Exacerbated during the pandemic, the horror of clinician suicide resulting from burnout and moral injury is just one side effect of the drive toward doing it all. Clinicians across the board have driven themselves to do everything humanly possible during the pandemic. Their training and compassion drive them to save as many people as possible. In non-pandemic times, many argue that this results from the drive toward efficiency – pulling every possible bit of value from clinical staff; in other words, perfect use of resources.

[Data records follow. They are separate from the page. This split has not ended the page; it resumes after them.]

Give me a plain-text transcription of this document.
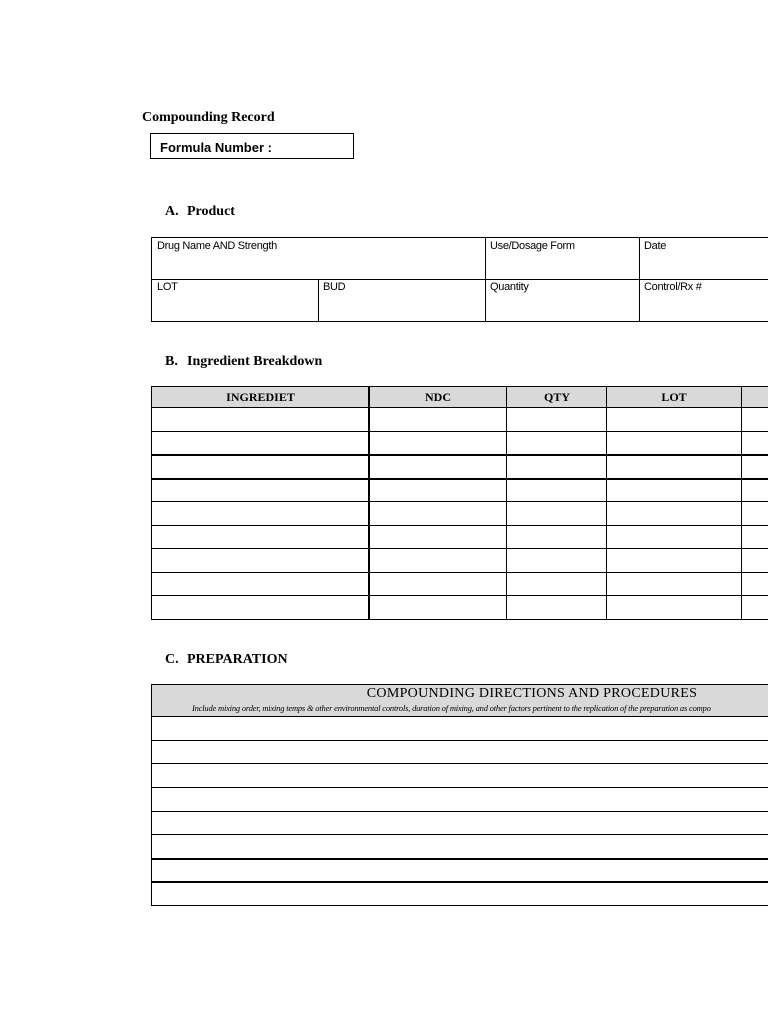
Compounding Record
Formula Number :
A. Product
Drug Name AND Strength	Use/Dosage Form	Date
LOT	BUD	Quantity	Control/Rx #
B. Ingredient Breakdown
INGREDIET	NDC	QTY	LOT
C. PREPARATION
COMPOUNDING DIRECTIONS AND PROCEDURES
Include mixing order, mixing temps & other environmental controls, duration of mixing, and other factors pertinent to the replication of the preparation as compo
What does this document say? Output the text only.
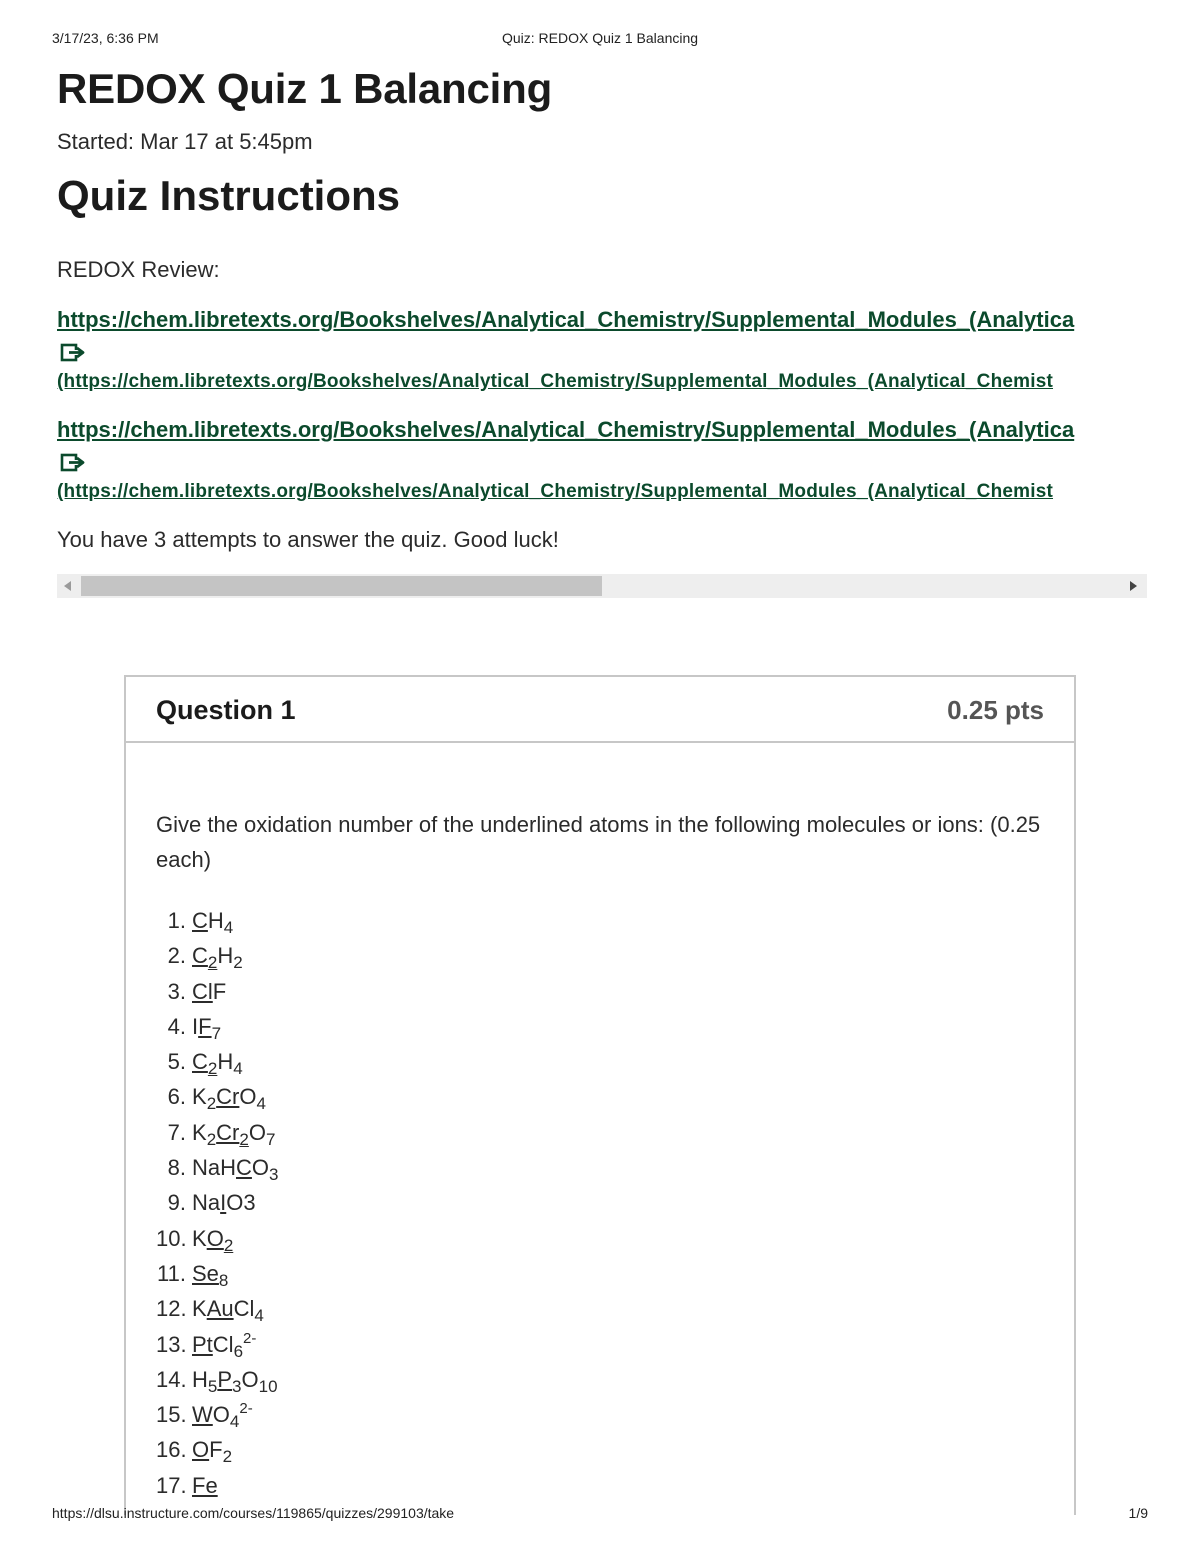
3/17/23, 6:36 PM	Quiz: REDOX Quiz 1 Balancing
REDOX Quiz 1 Balancing
Started: Mar 17 at 5:45pm
Quiz Instructions
REDOX Review:
https://chem.libretexts.org/Bookshelves/Analytical_Chemistry/Supplemental_Modules_(Analytica
(https://chem.libretexts.org/Bookshelves/Analytical_Chemistry/Supplemental_Modules_(Analytical_Chemist
https://chem.libretexts.org/Bookshelves/Analytical_Chemistry/Supplemental_Modules_(Analytica
(https://chem.libretexts.org/Bookshelves/Analytical_Chemistry/Supplemental_Modules_(Analytical_Chemist
You have 3 attempts to answer the quiz. Good luck!
Question 1	0.25 pts

Give the oxidation number of the underlined atoms in the following molecules or ions: (0.25 each)

1. $CH_4$
2. $C_2H_2$
3. ClF
4. $IF_7$
5. $C_2H_4$
6. $K_2CrO_4$
7. $K_2Cr_2O_7$
8. NaHCO$_3$
9. NaIO3
10. $KO_2$
11. $Se_8$
12. KAuCl$_4$
13. PtCl$_6^{2-}$
14. $H_5P_3O_{10}$
15. $WO_4^{2-}$
16. $OF_2$
17. Fe
https://dlsu.instructure.com/courses/119865/quizzes/299103/take	1/9
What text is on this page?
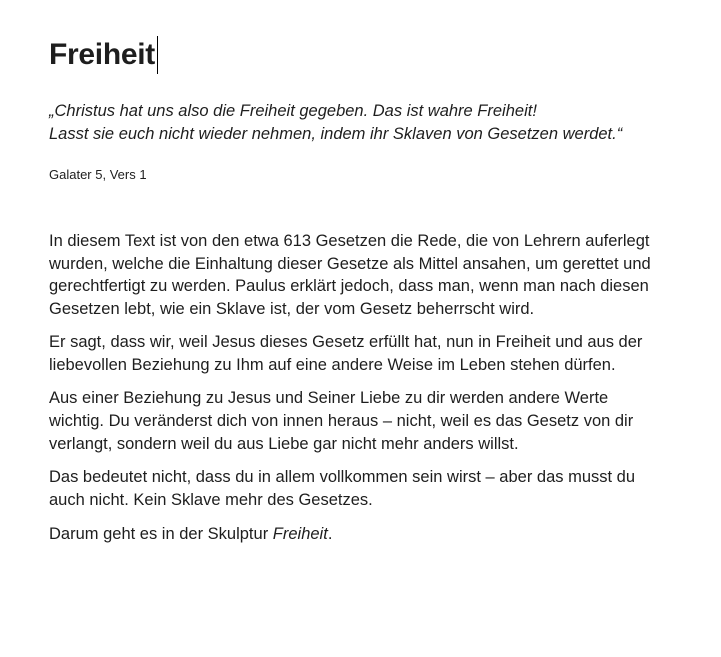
Freiheit
„Christus hat uns also die Freiheit gegeben. Das ist wahre Freiheit!
Lasst sie euch nicht wieder nehmen, indem ihr Sklaven von Gesetzen werdet.“
Galater 5, Vers 1

In diesem Text ist von den etwa 613 Gesetzen die Rede, die von Lehrern auferlegt wurden, welche die Einhaltung dieser Gesetze als Mittel ansahen, um gerettet und gerechtfertigt zu werden. Paulus erklärt jedoch, dass man, wenn man nach diesen Gesetzen lebt, wie ein Sklave ist, der vom Gesetz beherrscht wird.

Er sagt, dass wir, weil Jesus dieses Gesetz erfüllt hat, nun in Freiheit und aus der liebevollen Beziehung zu Ihm auf eine andere Weise im Leben stehen dürfen.

Aus einer Beziehung zu Jesus und Seiner Liebe zu dir werden andere Werte wichtig. Du veränderst dich von innen heraus – nicht, weil es das Gesetz von dir verlangt, sondern weil du aus Liebe gar nicht mehr anders willst.

Das bedeutet nicht, dass du in allem vollkommen sein wirst – aber das musst du auch nicht. Kein Sklave mehr des Gesetzes.

Darum geht es in der Skulptur Freiheit.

End-of-life experiences mirror this slippery slope. We’ve been conditioned to do everything we can to live without examining what type of living we want, or in the case of the treating clinician, what type of living the patient wants and needs. A powerful must-read article is “Letting Go. What should medicine do when it can’t save your life?” by Atul Gawande in The New Yorker. Of course, many will recognize this article as a precursor to Atul’s seminal work published a few years later, Being Mortal: Medicine and What Matters in the End. If you haven’t read the book, stop what you’re doing and grab a copy!
In no way should our quest for success, however we measure it, be made feeble by dodging hard work in the name of avoiding the dangerous pursuit of perfection. Hard work, grit, and not a small dose of empathy and compassion are always required.
Let’s pause and take a look at how we can achieve success without melting our wings by flying into the sun. What are the ways this is important for us, our families and communities, as well as our patients and organizations?
Please join me on Tuesday, March 14, 2023, at 8:30pm ET for the weekly #hcldr tweet chat, where we will discuss Perfection in Healthcare.
T1: How you have been faced with the choice of pursuing perfection versus accepting “good enough” in your personal and professional lives. Did it turn out how you expected?
T2: What lessons have you seen from setting realistic goals and working towards them vs. pursuing perfection/”cure” at all costs?
T3: If working to avoid perfectionism, how can we ensure that cutting-edge innovation isn’t stifled? Is this a mixed message?
T4: How can patients, families, and clinicians work together to provide the best end-of-life experiences that reflect realistic and compassionate care versus “doing everything” at any cost?